Anyway regarding the optimization issue causing the HARDFAULT, I have been trying to find the reason for it but I can't. Initializing the variables fixes the issue but I don't know why, any ideas @aabadie? A fix could be just initializing them all.

    /* Read RX2 datarate */
    uint8_t dr = 0;
    pos += eeprom_read(pos, &dr, 1);
    DEBUG("[semtech-loramac] reading rx2 dr: %d\n", dr);
    semtech_loramac_set_rx2_dr(mac, dr);
kYc0o commented 5 years ago

@fjmolinas can you try to send the confirmable messages after a reset with settings saved to eeprom? (when the settings are saved and no join is necessary).

fjmolinas commented 5 years ago

@kYc0o I'm getting the same behaviour as you.
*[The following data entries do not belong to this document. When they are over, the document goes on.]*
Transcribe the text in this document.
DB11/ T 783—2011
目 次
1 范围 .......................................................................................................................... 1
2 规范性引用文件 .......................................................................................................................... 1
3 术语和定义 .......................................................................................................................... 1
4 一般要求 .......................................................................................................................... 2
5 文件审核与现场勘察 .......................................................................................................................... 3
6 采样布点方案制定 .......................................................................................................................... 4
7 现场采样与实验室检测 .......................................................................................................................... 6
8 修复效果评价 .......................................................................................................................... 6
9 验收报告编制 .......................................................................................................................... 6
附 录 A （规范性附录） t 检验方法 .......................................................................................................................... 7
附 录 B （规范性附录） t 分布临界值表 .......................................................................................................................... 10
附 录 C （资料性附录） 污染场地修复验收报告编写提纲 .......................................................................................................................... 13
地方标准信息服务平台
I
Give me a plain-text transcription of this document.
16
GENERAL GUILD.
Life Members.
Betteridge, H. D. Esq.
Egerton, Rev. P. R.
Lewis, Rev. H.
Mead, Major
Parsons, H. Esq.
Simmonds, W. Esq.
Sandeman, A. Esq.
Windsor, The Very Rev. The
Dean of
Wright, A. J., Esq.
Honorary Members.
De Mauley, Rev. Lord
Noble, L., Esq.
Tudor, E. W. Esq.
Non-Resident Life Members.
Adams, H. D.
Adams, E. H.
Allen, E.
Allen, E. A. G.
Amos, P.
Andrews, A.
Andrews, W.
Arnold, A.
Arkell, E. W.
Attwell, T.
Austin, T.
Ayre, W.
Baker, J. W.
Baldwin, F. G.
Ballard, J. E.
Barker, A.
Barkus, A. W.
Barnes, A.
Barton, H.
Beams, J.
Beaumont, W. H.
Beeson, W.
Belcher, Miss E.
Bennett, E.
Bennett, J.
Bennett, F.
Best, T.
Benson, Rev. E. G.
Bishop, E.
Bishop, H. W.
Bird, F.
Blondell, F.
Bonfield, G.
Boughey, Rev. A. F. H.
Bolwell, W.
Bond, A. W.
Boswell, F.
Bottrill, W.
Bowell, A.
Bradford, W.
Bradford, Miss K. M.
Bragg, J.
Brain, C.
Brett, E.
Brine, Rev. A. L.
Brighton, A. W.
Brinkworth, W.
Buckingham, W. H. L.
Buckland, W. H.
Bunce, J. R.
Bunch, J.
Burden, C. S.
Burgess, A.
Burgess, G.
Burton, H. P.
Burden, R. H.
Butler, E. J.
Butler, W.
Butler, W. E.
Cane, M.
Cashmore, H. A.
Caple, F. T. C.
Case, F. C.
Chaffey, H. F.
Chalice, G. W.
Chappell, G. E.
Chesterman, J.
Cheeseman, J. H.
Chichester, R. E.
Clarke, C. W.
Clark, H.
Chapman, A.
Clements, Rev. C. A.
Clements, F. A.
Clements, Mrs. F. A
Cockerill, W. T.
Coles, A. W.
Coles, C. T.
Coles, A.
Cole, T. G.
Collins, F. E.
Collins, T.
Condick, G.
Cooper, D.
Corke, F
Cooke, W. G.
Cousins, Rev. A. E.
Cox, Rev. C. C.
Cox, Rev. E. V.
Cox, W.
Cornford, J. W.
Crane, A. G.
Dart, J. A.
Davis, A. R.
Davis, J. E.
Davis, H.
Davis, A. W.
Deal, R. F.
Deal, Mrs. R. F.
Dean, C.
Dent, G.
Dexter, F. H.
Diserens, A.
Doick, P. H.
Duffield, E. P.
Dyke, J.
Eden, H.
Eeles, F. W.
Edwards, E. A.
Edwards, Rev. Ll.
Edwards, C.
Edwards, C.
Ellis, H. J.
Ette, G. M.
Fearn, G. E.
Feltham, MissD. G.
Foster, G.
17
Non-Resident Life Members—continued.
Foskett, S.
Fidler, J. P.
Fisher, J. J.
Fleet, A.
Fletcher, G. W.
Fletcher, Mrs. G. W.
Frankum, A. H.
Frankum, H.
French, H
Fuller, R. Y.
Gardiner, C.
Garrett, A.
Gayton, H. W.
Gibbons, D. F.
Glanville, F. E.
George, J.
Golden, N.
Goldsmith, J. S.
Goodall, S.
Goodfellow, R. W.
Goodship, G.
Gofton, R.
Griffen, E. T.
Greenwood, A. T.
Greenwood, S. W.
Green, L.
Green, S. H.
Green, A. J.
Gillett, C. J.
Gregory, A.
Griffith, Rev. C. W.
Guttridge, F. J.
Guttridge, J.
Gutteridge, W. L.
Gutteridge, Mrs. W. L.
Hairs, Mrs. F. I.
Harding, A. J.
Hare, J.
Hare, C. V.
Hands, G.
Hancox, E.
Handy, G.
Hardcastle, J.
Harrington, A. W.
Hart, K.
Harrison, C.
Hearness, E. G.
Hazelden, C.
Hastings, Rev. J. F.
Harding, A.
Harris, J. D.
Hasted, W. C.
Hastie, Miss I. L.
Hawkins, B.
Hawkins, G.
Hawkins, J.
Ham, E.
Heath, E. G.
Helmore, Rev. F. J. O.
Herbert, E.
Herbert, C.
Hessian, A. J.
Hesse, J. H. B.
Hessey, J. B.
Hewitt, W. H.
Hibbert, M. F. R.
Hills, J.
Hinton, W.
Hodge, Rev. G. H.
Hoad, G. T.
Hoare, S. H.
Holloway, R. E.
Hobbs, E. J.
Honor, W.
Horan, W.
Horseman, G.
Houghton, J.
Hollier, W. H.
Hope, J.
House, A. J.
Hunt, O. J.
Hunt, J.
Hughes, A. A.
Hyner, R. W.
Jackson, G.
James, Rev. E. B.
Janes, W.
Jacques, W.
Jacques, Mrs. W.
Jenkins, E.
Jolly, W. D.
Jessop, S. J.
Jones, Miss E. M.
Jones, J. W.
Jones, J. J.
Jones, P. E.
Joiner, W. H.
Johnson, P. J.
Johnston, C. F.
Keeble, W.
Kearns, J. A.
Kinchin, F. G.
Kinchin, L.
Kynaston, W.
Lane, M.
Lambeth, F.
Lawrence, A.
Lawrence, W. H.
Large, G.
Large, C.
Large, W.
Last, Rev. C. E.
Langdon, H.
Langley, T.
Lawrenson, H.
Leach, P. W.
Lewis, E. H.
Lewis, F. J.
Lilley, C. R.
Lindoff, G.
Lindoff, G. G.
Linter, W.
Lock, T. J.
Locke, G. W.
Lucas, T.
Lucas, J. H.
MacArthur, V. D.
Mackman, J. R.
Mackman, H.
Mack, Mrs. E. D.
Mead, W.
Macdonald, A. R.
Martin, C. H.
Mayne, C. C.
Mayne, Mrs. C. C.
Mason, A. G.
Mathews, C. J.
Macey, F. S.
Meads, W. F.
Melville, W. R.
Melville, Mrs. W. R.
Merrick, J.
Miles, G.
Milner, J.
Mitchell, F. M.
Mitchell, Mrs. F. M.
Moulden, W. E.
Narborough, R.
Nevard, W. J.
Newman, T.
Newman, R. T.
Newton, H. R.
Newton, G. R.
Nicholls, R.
I'll keep looking into it.

aabadie commented 5 years ago

The only thing that is stored on EEPROM in the MAC context is the uplink counter value, see here. All other information is read once during initialization or written when the user explicitly does this (when calling loramac save from the shell for example).

Can you try to comment out the call to _save_uplink_counter from the event loop ? Then erase the information on EEPROM, join the network, save, reboot and send.

kYc0o commented 5 years ago

I did it and I have the same behaviour. I suspect now #11541, which changed completely the receiving mechanism.

aabadie commented 5 years ago

I suspect now #11541, which changed completely the receiving mechanism.

But you said initially that it was working without periph_eeprom feature. And your bisect doesn't point to #11541.

kYc0o commented 5 years ago

True, I'll need to make more tests by removing some of the newly introduced commits to check what's exactly triggering the problems.

fjmolinas commented 5 years ago

@kYc0o where you able to isolate the problem from your new commits? Are you still facing this problem?

aabadie commented 5 years ago

Some good news with this issue: I was able to reproduce the issue on im880b board (same CPU) and could fix it (hopefully).

In fact, I found several issues:

I still need to do more testing before opening PRs.

kYc0o commented 5 years ago

@fjmolinas yes the issue is still present.

@aabadie thanks for your investigations! I'll test your fixes and try to get a bit deeper into the reasons. I'll post if I find something.

aabadie commented 5 years ago

@kYc0o #11783 should solve your issue. I also opened #11777 to address the last point.